On a different wavelength

A safer and more effective way of screening for breast cancer could be on the cards, thanks to research being carried out at the University of Northumbria. Dr David Smith and his team have been investigating the potential of creating holographic images of tumours using microwaves, with promising results. Now the Medical Research Council has provided a £90,000 grant to help create a system that could be used in a medical setting.

There is a big difference in material properties between healthy and malignant tissue at microwave frequencies. So at the interface where the healthy and malignant tissue meet, the microwaves are reflected and scattered. These can be measured by holographic methods, similar to the process used to produce optical holograms.

The scattered microwave signal is combined with a reference signal to produce a set of interference fringes. Unlike a normal hologram, where the eye picks up a 3D image when the original light is shone through it, here a computer and microwaves are used to create the holographic image.

‘A number of other groups are using microwaves to create images of breast cancer tumours, but these use pulses of microwaves, much more like radar,’ explained Smith. ‘Our method is different. We use continuous microwaves rather than a pulse, with a similar power to a television remote control — about a millionth of the level of a microwave oven.’ The big advantage of this over a normal photograph is that it gives a 3D image, rather than a flat 2D one.

Another bonus over conventional screening is that it does not use X-rays. ‘Microwaves are inherently safe,’ said Smith. ‘Because they are non-ionising, they cannot cause cancer. As long as you keep the power low, they are safe.’

Smith’s group has been working on microwaves for five years, first on microwave antennas and then to detect concealed weapons. Their success with the projects encouraged them to widen the scope of their research, and the Wellcome Trust provided a grant two years ago to see if microwaves could be used to detect simulated tumours.

Breast tumours are an ideal starting point, because the tumour tends to be surrounded by fairly fatty tissue, giving a high level of contrast between malignant and healthy tissue. Their studies so far have used simulated breasts made from paraffin wax, whose material properties are not that different from normal healthy fatty breast tissue, with ‘tumours’ made from embedded graphite. This material has a high dielectric constant, similar to a tumour.
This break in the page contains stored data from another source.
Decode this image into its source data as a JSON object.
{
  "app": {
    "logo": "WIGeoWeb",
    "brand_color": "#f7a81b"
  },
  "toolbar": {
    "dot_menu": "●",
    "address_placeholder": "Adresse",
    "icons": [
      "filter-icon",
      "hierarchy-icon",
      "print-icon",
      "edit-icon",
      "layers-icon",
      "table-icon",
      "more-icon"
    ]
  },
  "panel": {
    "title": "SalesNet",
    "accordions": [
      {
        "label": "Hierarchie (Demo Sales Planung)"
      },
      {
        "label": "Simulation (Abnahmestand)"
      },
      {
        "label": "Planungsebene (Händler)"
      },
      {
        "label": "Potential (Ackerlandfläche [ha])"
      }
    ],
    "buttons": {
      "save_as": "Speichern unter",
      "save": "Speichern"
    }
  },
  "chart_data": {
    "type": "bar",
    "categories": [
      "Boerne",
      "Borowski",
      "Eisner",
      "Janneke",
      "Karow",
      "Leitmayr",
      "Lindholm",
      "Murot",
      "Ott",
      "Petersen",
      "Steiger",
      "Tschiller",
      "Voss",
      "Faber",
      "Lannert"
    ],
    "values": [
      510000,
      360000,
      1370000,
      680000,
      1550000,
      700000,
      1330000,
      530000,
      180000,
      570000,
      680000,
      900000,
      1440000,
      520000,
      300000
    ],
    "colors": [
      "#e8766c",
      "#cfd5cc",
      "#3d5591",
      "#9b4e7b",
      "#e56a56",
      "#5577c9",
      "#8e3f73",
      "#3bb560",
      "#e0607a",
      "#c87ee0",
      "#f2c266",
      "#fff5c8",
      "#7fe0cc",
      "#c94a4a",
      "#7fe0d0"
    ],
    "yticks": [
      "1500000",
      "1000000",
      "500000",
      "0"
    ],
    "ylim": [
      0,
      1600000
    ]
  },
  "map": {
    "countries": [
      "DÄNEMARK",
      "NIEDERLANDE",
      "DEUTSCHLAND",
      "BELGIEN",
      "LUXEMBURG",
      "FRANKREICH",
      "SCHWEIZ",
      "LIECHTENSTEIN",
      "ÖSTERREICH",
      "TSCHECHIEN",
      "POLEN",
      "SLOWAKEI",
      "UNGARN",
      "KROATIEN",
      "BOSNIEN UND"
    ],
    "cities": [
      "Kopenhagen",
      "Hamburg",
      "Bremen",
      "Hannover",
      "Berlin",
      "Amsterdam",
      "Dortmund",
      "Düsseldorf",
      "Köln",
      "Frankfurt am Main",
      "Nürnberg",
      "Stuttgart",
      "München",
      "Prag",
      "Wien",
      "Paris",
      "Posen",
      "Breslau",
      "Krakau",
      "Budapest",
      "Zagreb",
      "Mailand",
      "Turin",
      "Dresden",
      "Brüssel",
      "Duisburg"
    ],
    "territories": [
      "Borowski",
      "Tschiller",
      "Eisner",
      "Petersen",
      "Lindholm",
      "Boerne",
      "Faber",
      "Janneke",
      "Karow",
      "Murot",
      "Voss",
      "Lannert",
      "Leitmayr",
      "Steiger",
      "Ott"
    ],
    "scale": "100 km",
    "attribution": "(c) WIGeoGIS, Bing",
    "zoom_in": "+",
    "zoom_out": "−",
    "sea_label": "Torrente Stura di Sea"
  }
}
Smith hopes they will start looking at real tissue within six months. The MRC grant will allow him and a colleague to work with Prof Tom Lennard, head of surgery at NewcastleUniversity‘s medical school. ‘This will ensure we go in the right direction, and see the best way to integrate the technology into medical equipment,’ he said.

‘We have had encouraging results from our initial “home built” system,’ Smith said. We hope that by the end of the year we will be able to pick up good images of different biological tissues. A machine that could be used in clinical trials is maybe three years away.’